По давней и святой традиции цивилизованной торговли наркотиками мы тут же сменили тему Я спросил его про мебель в квартире, продолжает ли он коллекционировать «образцы». Он спросил меня про музыку, продолжаю ли я слушать восьмидесятиминутные симфонии мёртвых немцев на полную громкость. Мы немного поболтали об этих делах, а потом посвятили друг друга в подробности того, чем занимались в последние годы.
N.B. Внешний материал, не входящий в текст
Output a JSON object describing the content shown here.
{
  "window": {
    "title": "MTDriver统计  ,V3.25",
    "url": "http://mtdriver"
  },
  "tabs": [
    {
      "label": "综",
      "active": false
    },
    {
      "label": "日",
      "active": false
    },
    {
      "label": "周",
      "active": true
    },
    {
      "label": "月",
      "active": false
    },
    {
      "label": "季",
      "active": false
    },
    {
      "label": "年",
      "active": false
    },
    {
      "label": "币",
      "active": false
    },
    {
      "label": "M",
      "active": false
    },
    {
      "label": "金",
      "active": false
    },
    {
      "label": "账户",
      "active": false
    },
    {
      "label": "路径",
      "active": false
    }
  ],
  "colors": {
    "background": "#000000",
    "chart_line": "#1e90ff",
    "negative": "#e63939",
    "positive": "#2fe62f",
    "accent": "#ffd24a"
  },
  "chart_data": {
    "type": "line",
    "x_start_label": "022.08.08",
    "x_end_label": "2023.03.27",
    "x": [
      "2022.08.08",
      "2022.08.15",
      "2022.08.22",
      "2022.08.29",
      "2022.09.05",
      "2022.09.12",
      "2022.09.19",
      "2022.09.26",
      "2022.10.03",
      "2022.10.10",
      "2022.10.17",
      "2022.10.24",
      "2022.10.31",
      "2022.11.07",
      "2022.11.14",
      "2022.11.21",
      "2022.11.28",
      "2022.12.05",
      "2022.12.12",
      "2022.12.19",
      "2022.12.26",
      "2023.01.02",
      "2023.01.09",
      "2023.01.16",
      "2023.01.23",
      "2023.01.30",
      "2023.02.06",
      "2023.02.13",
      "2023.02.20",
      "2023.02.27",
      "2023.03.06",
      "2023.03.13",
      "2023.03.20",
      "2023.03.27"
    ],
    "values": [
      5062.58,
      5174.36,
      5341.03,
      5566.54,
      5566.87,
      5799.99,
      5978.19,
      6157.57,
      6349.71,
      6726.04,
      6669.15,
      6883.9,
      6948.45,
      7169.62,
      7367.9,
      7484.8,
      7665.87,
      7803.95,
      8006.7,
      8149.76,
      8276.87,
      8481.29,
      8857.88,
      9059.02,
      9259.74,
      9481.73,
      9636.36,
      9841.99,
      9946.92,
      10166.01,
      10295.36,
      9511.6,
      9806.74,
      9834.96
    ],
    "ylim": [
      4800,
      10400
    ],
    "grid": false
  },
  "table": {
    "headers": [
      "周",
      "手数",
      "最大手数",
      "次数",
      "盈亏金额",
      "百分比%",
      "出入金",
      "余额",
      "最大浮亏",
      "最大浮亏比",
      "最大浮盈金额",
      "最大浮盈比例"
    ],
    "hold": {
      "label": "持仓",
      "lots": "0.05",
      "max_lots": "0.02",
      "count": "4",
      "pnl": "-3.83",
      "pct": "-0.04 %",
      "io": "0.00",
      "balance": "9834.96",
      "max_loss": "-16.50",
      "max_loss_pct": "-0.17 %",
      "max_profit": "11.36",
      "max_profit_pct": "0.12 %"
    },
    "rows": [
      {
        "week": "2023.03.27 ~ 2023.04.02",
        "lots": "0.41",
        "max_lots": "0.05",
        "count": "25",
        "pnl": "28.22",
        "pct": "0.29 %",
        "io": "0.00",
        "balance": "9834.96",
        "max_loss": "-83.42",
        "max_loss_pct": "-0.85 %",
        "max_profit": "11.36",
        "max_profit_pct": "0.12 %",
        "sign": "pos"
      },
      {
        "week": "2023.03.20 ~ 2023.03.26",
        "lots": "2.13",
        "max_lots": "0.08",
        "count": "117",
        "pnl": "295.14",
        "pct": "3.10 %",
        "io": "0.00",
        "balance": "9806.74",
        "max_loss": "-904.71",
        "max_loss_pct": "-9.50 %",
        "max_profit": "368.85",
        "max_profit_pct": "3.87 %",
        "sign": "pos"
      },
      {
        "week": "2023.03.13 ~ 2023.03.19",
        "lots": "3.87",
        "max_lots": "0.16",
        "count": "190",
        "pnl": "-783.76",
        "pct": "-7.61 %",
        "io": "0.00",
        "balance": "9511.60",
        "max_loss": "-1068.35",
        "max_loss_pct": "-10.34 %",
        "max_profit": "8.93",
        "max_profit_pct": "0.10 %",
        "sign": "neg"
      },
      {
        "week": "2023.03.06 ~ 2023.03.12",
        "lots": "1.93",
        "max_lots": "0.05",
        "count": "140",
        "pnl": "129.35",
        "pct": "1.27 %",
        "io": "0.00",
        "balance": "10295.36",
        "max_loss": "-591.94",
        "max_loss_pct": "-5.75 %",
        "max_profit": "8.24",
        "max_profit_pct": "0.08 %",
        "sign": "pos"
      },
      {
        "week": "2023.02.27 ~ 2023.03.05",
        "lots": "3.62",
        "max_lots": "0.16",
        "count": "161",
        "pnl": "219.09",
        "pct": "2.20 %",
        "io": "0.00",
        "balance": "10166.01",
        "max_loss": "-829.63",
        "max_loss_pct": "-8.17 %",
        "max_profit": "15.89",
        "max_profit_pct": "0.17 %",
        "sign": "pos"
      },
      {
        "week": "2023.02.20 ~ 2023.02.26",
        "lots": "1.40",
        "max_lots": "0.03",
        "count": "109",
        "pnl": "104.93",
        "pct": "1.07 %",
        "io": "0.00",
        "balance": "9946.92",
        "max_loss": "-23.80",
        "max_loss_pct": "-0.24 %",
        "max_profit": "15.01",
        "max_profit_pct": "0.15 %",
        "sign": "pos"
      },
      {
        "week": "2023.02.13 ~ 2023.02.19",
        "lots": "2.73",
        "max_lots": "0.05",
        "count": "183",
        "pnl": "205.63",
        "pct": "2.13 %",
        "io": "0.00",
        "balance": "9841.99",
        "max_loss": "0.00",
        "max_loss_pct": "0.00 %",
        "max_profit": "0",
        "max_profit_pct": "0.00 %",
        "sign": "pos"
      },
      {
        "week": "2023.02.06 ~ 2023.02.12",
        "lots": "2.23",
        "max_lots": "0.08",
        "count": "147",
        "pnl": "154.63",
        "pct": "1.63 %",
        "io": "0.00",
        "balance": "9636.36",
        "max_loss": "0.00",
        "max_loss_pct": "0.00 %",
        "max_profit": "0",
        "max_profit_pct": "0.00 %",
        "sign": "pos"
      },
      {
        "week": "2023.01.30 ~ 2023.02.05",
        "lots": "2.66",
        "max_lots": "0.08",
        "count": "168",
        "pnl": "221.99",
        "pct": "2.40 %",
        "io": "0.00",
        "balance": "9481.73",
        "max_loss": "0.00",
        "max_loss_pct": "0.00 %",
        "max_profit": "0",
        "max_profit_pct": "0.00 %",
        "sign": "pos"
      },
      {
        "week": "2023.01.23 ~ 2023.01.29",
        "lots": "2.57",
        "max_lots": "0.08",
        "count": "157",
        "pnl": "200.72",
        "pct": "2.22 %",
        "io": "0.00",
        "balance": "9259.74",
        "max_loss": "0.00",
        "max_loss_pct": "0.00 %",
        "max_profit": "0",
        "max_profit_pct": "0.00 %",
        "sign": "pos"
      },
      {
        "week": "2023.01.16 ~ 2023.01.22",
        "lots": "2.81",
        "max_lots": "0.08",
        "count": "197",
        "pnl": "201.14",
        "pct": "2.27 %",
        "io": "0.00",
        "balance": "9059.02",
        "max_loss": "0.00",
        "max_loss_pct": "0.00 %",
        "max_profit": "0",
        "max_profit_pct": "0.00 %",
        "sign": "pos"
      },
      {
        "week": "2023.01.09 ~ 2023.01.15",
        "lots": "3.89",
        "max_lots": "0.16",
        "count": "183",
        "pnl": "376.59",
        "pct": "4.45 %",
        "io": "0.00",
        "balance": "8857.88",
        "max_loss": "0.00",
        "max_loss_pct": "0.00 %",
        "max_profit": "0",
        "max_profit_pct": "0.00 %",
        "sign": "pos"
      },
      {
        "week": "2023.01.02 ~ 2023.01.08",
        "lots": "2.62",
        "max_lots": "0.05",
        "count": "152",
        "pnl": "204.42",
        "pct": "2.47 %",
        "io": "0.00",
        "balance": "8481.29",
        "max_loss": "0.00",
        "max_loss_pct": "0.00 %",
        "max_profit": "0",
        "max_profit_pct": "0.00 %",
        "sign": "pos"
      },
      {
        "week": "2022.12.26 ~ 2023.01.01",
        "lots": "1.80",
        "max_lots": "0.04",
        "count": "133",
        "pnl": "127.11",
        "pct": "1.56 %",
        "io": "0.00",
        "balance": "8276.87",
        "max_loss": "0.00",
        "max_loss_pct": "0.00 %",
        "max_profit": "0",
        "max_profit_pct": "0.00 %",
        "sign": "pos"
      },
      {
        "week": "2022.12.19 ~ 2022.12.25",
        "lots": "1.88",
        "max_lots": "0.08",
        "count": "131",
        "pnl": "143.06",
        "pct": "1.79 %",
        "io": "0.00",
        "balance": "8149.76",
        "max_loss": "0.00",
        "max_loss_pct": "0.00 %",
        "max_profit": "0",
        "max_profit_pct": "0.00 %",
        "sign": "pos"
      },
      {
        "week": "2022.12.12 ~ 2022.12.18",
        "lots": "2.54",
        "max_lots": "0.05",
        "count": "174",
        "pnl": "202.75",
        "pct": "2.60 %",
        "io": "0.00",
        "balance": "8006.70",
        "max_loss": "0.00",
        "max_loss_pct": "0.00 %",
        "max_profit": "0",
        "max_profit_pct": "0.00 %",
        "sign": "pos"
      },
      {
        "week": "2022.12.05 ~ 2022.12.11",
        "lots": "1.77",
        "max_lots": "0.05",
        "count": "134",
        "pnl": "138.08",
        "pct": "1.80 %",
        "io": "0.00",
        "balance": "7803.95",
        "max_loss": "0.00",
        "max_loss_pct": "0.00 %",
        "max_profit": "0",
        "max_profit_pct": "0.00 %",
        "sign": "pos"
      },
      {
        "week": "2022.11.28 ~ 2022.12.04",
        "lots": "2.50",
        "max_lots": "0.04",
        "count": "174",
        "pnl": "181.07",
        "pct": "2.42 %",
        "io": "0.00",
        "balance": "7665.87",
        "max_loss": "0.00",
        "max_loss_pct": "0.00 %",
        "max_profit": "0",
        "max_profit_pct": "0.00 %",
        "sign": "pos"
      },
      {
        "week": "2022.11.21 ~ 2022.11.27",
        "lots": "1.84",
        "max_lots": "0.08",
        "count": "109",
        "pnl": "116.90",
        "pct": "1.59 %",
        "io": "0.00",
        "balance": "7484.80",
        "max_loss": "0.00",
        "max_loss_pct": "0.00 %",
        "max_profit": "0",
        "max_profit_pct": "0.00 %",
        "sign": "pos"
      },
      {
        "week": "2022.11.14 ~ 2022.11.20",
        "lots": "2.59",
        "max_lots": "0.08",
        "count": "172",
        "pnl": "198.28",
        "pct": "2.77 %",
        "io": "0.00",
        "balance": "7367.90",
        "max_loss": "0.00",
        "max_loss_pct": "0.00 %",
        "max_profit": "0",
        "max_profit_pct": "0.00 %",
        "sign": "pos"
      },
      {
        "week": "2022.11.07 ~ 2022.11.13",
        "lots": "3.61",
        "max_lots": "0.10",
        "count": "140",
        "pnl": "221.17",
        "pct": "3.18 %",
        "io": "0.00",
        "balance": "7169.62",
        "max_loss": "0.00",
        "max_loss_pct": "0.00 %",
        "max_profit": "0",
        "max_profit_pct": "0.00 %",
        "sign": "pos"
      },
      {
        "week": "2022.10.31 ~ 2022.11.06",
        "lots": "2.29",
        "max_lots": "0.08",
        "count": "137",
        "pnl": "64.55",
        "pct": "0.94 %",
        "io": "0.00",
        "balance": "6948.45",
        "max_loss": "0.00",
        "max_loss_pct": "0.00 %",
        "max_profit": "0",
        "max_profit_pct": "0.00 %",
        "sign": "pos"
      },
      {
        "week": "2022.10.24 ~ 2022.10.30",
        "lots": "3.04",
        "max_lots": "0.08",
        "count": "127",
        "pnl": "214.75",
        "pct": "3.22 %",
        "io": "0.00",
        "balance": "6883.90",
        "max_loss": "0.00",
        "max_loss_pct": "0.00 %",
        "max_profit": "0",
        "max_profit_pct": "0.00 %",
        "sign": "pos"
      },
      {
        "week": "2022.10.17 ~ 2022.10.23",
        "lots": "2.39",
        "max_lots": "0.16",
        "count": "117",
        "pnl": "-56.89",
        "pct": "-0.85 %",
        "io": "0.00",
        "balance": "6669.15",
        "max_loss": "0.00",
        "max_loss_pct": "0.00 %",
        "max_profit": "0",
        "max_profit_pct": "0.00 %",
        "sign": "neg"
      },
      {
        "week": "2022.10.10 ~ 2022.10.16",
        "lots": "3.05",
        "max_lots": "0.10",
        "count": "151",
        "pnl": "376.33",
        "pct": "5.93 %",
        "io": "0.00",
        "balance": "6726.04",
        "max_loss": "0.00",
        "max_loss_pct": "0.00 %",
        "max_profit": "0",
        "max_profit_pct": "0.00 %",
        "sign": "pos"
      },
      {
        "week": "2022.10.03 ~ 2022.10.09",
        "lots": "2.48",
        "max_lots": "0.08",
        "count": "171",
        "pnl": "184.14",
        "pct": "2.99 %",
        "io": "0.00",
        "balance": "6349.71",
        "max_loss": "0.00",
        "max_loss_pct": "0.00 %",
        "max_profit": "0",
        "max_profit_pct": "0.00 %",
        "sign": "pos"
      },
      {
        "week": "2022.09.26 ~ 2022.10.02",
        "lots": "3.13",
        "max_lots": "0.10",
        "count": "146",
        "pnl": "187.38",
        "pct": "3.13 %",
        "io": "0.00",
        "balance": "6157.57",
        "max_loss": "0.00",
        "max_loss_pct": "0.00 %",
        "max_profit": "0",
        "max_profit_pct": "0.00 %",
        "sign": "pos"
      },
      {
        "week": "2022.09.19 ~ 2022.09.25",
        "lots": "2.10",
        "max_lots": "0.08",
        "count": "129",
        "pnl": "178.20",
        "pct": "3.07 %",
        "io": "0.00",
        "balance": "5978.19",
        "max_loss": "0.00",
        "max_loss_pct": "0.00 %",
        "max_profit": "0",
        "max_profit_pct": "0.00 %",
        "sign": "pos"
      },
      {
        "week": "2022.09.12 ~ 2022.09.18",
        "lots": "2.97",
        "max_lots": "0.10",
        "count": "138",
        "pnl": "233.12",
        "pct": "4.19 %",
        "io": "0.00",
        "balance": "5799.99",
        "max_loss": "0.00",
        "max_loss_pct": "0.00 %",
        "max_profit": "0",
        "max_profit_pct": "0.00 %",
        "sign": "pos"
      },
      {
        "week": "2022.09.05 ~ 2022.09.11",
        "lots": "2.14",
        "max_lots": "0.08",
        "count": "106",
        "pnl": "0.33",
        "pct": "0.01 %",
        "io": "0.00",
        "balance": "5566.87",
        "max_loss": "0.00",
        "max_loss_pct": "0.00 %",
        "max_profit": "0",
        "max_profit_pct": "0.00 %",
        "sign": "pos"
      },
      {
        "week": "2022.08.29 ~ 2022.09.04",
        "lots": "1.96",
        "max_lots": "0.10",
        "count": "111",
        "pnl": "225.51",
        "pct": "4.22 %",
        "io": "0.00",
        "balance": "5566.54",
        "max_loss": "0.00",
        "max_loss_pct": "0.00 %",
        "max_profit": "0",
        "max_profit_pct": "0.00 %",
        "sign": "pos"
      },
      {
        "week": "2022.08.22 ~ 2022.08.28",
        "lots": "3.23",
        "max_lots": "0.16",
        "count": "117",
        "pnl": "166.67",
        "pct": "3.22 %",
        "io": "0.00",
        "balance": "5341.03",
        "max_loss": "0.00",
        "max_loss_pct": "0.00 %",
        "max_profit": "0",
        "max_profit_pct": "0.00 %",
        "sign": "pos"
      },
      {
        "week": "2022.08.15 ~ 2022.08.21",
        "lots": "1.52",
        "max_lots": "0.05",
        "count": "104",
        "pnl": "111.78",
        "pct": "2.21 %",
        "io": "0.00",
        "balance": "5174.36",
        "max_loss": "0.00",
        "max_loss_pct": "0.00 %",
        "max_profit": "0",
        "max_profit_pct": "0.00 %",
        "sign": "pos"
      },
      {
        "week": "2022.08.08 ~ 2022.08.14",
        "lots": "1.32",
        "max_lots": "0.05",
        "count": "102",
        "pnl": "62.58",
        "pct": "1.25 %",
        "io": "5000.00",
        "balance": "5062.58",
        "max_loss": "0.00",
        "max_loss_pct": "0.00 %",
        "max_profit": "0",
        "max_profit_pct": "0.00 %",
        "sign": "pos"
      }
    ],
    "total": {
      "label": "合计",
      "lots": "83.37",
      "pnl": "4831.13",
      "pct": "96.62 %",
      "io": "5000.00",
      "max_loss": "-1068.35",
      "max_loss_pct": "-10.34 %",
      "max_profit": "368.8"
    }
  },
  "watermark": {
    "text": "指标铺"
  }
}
Вернон был весьма уклончив — при его работе это положено по штату — но из-за этого я не особо понимал, о чём он толкует. Хотя у меня сложилось впечатление, что его бизнес с МДТ начался уже давно, может, даже пару лет назад. Ещё мне показалось, он очень хочет говорить о нём, но ещё не уверен, насколько можно мне доверять, и он обрывает себя посреди предложения, и в тот момент, когда ему кажется, что он сейчас выдаст что-то важное, он притормаживает, а потом быстро переключается на псевдонаучную торгашескую болтовню, упоминая нейротрансмиттеры, области мозга и комплексы клеточных рецепторов.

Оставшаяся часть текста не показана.